Para vinho novo, odres novos
Bergoglio retomou a verdade do axioma sobre o ecumenismo: Ecclesia semper reformanda.
1. Como diz o físico Carlo Rovelli, a natureza do tempo talvez seja o maior mistério. Estranhos fios o ligam aos grandes mistérios não resolvidos: a natureza da mente, a origem do Universo, o destino dos buracos negros, o funcionamento da vida. A dança a três gigantes do pensamento – Aristóteles, Newton e Einstein – levou-nos a uma mais profunda compreensão do tempo e do espaço: existe uma estrutura da realidade que é o campo gravitacional; esta não é separada do resto da física, não é o palco em que o mundo flui: é uma componente dinâmica da grande dança do mundo, semelhante a todas as outras; interagindo com as outras, determina o ritmo das coisas a que chamamos fitas métricas, relógios e o ritmo de todos os fenómenos físicos. Pouco depois, o próprio Einstein verificou que esta não era a última palavra sobre a natureza do espaço e do tempo [1].

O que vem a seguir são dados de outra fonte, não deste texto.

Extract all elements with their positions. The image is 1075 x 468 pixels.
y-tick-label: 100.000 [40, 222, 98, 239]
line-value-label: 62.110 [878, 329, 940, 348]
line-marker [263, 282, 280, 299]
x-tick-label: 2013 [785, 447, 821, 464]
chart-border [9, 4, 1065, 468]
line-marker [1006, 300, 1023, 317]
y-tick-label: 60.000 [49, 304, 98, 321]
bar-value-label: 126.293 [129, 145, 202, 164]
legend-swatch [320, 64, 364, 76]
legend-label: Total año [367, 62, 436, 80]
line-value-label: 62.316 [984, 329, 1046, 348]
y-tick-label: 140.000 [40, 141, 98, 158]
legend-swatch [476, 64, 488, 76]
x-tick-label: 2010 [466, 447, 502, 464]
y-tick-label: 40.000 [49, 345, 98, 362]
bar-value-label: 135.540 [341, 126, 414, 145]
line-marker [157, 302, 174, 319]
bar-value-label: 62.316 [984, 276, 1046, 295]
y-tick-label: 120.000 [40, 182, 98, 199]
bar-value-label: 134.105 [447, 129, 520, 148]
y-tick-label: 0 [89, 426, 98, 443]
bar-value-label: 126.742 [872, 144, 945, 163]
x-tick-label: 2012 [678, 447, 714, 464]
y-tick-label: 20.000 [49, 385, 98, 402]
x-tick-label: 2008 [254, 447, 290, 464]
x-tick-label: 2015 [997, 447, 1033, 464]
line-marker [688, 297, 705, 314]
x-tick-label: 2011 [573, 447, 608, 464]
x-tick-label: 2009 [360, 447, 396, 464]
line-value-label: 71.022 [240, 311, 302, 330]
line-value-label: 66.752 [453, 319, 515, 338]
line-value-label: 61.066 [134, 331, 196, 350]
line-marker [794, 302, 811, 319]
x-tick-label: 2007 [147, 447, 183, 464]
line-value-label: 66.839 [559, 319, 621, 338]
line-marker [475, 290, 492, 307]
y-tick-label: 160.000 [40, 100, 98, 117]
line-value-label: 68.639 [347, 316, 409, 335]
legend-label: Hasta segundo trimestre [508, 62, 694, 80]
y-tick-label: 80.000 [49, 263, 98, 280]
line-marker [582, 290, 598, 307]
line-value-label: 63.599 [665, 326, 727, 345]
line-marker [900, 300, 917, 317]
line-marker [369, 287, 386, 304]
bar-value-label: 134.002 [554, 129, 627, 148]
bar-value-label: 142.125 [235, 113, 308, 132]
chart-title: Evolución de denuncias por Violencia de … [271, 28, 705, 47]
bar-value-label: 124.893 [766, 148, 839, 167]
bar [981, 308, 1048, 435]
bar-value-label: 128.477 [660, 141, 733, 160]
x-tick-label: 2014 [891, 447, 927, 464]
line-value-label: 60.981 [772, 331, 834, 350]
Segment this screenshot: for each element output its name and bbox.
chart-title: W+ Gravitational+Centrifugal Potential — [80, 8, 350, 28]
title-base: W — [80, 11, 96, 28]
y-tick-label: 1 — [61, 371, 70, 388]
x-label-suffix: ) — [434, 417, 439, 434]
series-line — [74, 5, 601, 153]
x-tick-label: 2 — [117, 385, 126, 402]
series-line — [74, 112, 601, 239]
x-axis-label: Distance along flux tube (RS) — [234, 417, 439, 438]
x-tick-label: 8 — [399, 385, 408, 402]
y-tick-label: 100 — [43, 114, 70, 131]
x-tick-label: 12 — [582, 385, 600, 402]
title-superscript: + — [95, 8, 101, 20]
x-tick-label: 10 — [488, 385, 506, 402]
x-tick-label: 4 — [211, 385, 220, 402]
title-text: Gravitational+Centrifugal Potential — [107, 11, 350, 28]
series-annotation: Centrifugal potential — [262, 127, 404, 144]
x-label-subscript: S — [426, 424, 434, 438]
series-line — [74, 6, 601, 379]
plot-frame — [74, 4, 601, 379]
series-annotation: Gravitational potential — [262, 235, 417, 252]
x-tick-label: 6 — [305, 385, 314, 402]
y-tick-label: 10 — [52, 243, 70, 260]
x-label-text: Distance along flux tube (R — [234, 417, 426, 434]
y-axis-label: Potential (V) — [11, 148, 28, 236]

Há mais de dois mil anos, depois de João Baptista ter sido preso, Jesus foi para a Galileia proclamar: “completou-se o tempo e o Reino de Deus está próximo: arrependei-vos – mudai de vida – e acreditai no Evangelho”, se quereis que o mundo encontre a perfeita alegria [2].
Quando S. Marcos escreve isto, já o Espirito de Cristo tinha assumido outro ritmo do tempo: o dos jovens com visões novas e dos velhos renascidos, cheios de sonhos de um mundo outro [3]. Cedo, porém, se deram conta de que o tempo e o espaço das Igrejas não eram um palco em que elas se pudessem desenvolver, puras e santas, sem estranhas interacções religiosas, sociais, económicas ou políticas, desde o Pentecostes até hoje. A necessidade de reformas faz parte da sua história.
Em Novembro de 1950, Yves Congar, O.P. publicou uma obra famosa, Vraies et fausses réformes dans l´Église, que lhe causou muitos e graves sofrimentos romanos. Angelo Roncalli, futuro João XXIII, era, nessa altura, núncio em Paris. Este livro, sublinhado página a página, fazia parte da sua biblioteca. Eleito Papa, recupera o maldito Congar e as suas perspectivas de reforma. É inspirado nele que concebe o Vaticano II, como um concílio de aggiornamento da Igreja no mundo contemporâneo.
O Vaticano I (1869-1870) tinha concentrado tudo no primado do Papa e na sua infabilidade, quando se pronunciava ex-cathedra, em assuntos de fé e de moral. Era tudo resolvido por ele e pela cúria. Pio XII foi o último da famosa série os Pios.
Na preparação do Vaticano II, a herança da Cúria e do chamado “Santo Ofício” tentaram controlar os desvarios de João XXIII. Não conseguiram.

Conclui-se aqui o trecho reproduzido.